II. 3. Biotechnologie et Sécurité alimentaire
II. 3. 1. Sécurité alimentaire
Au Burundi, l'agriculture constitue la principale activité économique
; elle occupe plus de 90 % de la population. Pratiquée sous forme de
polyculture associée, elle est dominée par les cultures vivrières et
intègre plus ou moins l'élevage et les boisements.
Du fait de la forte densité de la population, du système d'héritage
et de la faible mobilité des agriculteurs, les terres ont été de plus
en plus morcelées ; les exploitations agricoles ne disposent plus en
moyenne que de 100 ares par famille ; la jachère n'est donc pratiquement
plus possible. Avec le relief accidenté et le risque de dégradation des
sols par l'érosion, la sécurité alimentaire des populations est donc
fortement compromise.
Orientée essentiellement vers une logique d'autosuffisance
alimentaire, cette agriculture n'utilise que très peu de techniques
modernes comme les semences sélectionnées, les engrais chimiques et les
produits phytosanitaires. Ceci s'explique notamment par le faible pouvoir
d'achat, de même que l'insuffisance de l'encadrement et de la formation
des agriculteurs.
Jusqu'en 1992, le Burundi était un des rares pays africains à
connaître une certaine autosuffisance alimentaire. Cette couverture
était toutefois à la limite des besoins énergétiques et accusait un
déficit en protéines d'origine animales et en lipides, surtout chez les
couches les plus pauvres de la population.

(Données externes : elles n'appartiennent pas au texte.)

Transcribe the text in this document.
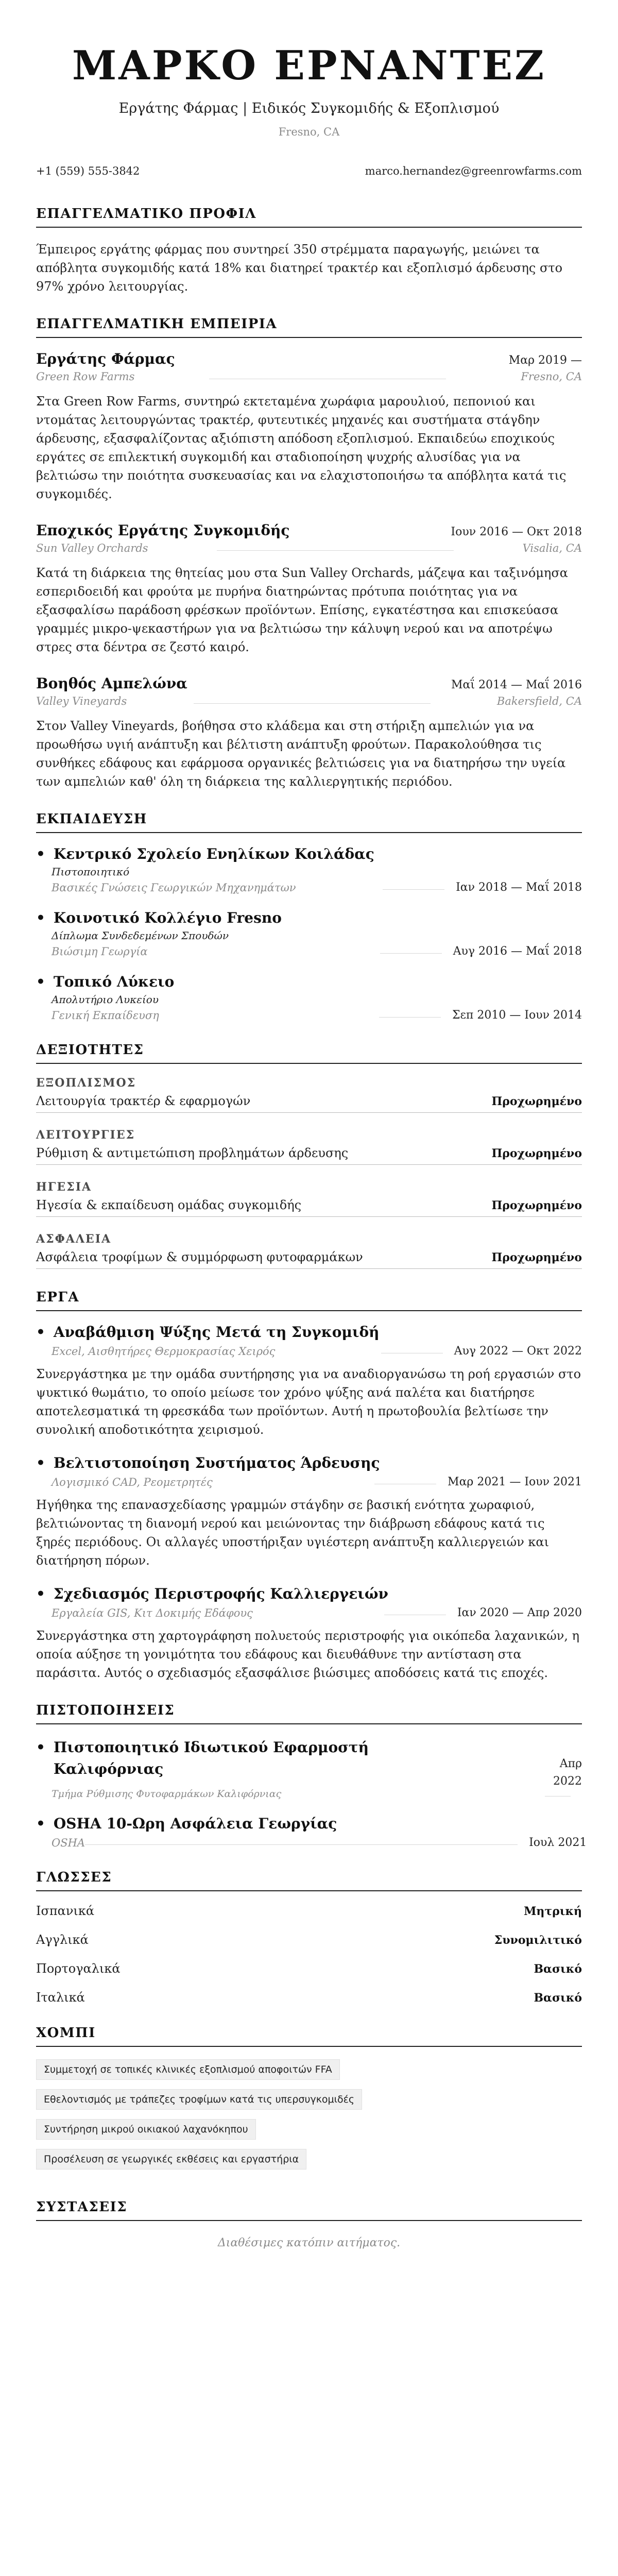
ΜΑΡΚΟ ΕΡΝΑΝΤΕΖ
Εργάτης Φάρμας | Ειδικός Συγκομιδής & Εξοπλισμού
Fresno, CA
+1 (559) 555-3842	marco.hernandez@greenrowfarms.com
ΕΠΑΓΓΕΛΜΑΤΙΚΟ ΠΡΟΦΙΛ

Έμπειρος εργάτης φάρμας που συντηρεί 350 στρέμματα παραγωγής, μειώνει τα απόβλητα συγκομιδής κατά 18% και διατηρεί τρακτέρ και εξοπλισμό άρδευσης στο 97% χρόνο λειτουργίας.

ΕΠΑΓΓΕΛΜΑΤΙΚΗ ΕΜΠΕΙΡΙΑ
Εργάτης Φάρμας	Μαρ 2019 —
Green Row Farms	Fresno, CA

Στα Green Row Farms, συντηρώ εκτεταμένα χωράφια μαρουλιού, πεπονιού και ντομάτας λειτουργώντας τρακτέρ, φυτευτικές μηχανές και συστήματα στάγδην άρδευσης, εξασφαλίζοντας αξιόπιστη απόδοση εξοπλισμού. Εκπαιδεύω εποχικούς εργάτες σε επιλεκτική συγκομιδή και σταδιοποίηση ψυχρής αλυσίδας για να βελτιώσω την ποιότητα συσκευασίας και να ελαχιστοποιήσω τα απόβλητα κατά τις συγκομιδές.

Εποχικός Εργάτης Συγκομιδής	Ιουν 2016 — Οκτ 2018
Sun Valley Orchards	Visalia, CA

Κατά τη διάρκεια της θητείας μου στα Sun Valley Orchards, μάζεψα και ταξινόμησα εσπεριδοειδή και φρούτα με πυρήνα διατηρώντας πρότυπα ποιότητας για να εξασφαλίσω παράδοση φρέσκων προϊόντων. Επίσης, εγκατέστησα και επισκεύασα γραμμές μικρο-ψεκαστήρων για να βελτιώσω την κάλυψη νερού και να αποτρέψω στρες στα δέντρα σε ζεστό καιρό.

Βοηθός Αμπελώνα	Μαΐ 2014 — Μαΐ 2016
Valley Vineyards	Bakersfield, CA

Στον Valley Vineyards, βοήθησα στο κλάδεμα και στη στήριξη αμπελιών για να προωθήσω υγιή ανάπτυξη και βέλτιστη ανάπτυξη φρούτων. Παρακολούθησα τις συνθήκες εδάφους και εφάρμοσα οργανικές βελτιώσεις για να διατηρήσω την υγεία των αμπελιών καθ' όλη τη διάρκεια της καλλιεργητικής περιόδου.

ΕΚΠΑΙΔΕΥΣΗ
• Κεντρικό Σχολείο Ενηλίκων Κοιλάδας
Πιστοποιητικό
Βασικές Γνώσεις Γεωργικών Μηχανημάτων	Ιαν 2018 — Μαΐ 2018
• Κοινοτικό Κολλέγιο Fresno
Δίπλωμα Συνδεδεμένων Σπουδών
Βιώσιμη Γεωργία	Αυγ 2016 — Μαΐ 2018
• Τοπικό Λύκειο
Απολυτήριο Λυκείου
Γενική Εκπαίδευση	Σεπ 2010 — Ιουν 2014
ΔΕΞΙΟΤΗΤΕΣ
ΕΞΟΠΛΙΣΜΟΣ
Λειτουργία τρακτέρ & εφαρμογών	Προχωρημένο
ΛΕΙΤΟΥΡΓΙΕΣ
Ρύθμιση & αντιμετώπιση προβλημάτων άρδευσης	Προχωρημένο
ΗΓΕΣΙΑ
Ηγεσία & εκπαίδευση ομάδας συγκομιδής	Προχωρημένο
ΑΣΦΑΛΕΙΑ
Ασφάλεια τροφίμων & συμμόρφωση φυτοφαρμάκων	Προχωρημένο
ΕΡΓΑ
• Αναβάθμιση Ψύξης Μετά τη Συγκομιδή
Excel, Αισθητήρες Θερμοκρασίας Χειρός	Αυγ 2022 — Οκτ 2022

Συνεργάστηκα με την ομάδα συντήρησης για να αναδιοργανώσω τη ροή εργασιών στο ψυκτικό θωμάτιο, το οποίο μείωσε τον χρόνο ψύξης ανά παλέτα και διατήρησε αποτελεσματικά τη φρεσκάδα των προϊόντων. Αυτή η πρωτοβουλία βελτίωσε την συνολική αποδοτικότητα χειρισμού.

• Βελτιστοποίηση Συστήματος Άρδευσης
Λογισμικό CAD, Ρεομετρητές	Μαρ 2021 — Ιουν 2021

Ηγήθηκα της επανασχεδίασης γραμμών στάγδην σε βασική ενότητα χωραφιού, βελτιώνοντας τη διανομή νερού και μειώνοντας την διάβρωση εδάφους κατά τις ξηρές περιόδους. Οι αλλαγές υποστήριξαν υγιέστερη ανάπτυξη καλλιεργειών και διατήρηση πόρων.

• Σχεδιασμός Περιστροφής Καλλιεργειών
Εργαλεία GIS, Κιτ Δοκιμής Εδάφους	Ιαν 2020 — Απρ 2020

Συνεργάστηκα στη χαρτογράφηση πολυετούς περιστροφής για οικόπεδα λαχανικών, η οποία αύξησε τη γονιμότητα του εδάφους και διευθάθυνε την αντίσταση στα παράσιτα. Αυτός ο σχεδιασμός εξασφάλισε βιώσιμες αποδόσεις κατά τις εποχές.

ΠΙΣΤΟΠΟΙΗΣΕΙΣ
• Πιστοποιητικό Ιδιωτικού Εφαρμοστή
Καλιφόρνιας	Απρ
2022
Τμήμα Ρύθμισης Φυτοφαρμάκων Καλιφόρνιας
• OSHA 10-Ωρη Ασφάλεια Γεωργίας
OSHA	Ιουλ 2021
ΓΛΩΣΣΕΣ
Ισπανικά	Μητρική
Αγγλικά	Συνομιλιτικό
Πορτογαλικά	Βασικό
Ιταλικά	Βασικό
ΧΟΜΠΙ
Συμμετοχή σε τοπικές κλινικές εξοπλισμού αποφοιτών FFA
Εθελοντισμός με τράπεζες τροφίμων κατά τις υπερσυγκομιδές
Συντήρηση μικρού οικιακού λαχανόκηπου
Προσέλευση σε γεωργικές εκθέσεις και εργαστήρια
ΣΥΣΤΑΣΕΙΣ
Διαθέσιμες κατόπιν αιτήματος.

Depuis la crise qui a commencé en 1993, le secteur vivrier a subi des
effets néfastes qui se sont matérialisés par une baisse de la
production, à cause notamment de la réduction des superficies emblavées
consécutives à l'insécurité et aux mouvements des populations, aux
difficultés d'importation et de distribution des engrais, à la
perturbation de la filière semencière et au relâchement de
l'encadrement.
I. 3. 2. Utilisation de la biotechnologie
Le Burundi n'est doté à ce jour ni de politique en matière de
biotechnologie ni de réglementation spécifique pour la bio sécurité.
Néanmoins, il dispose de produits biotechnologiques.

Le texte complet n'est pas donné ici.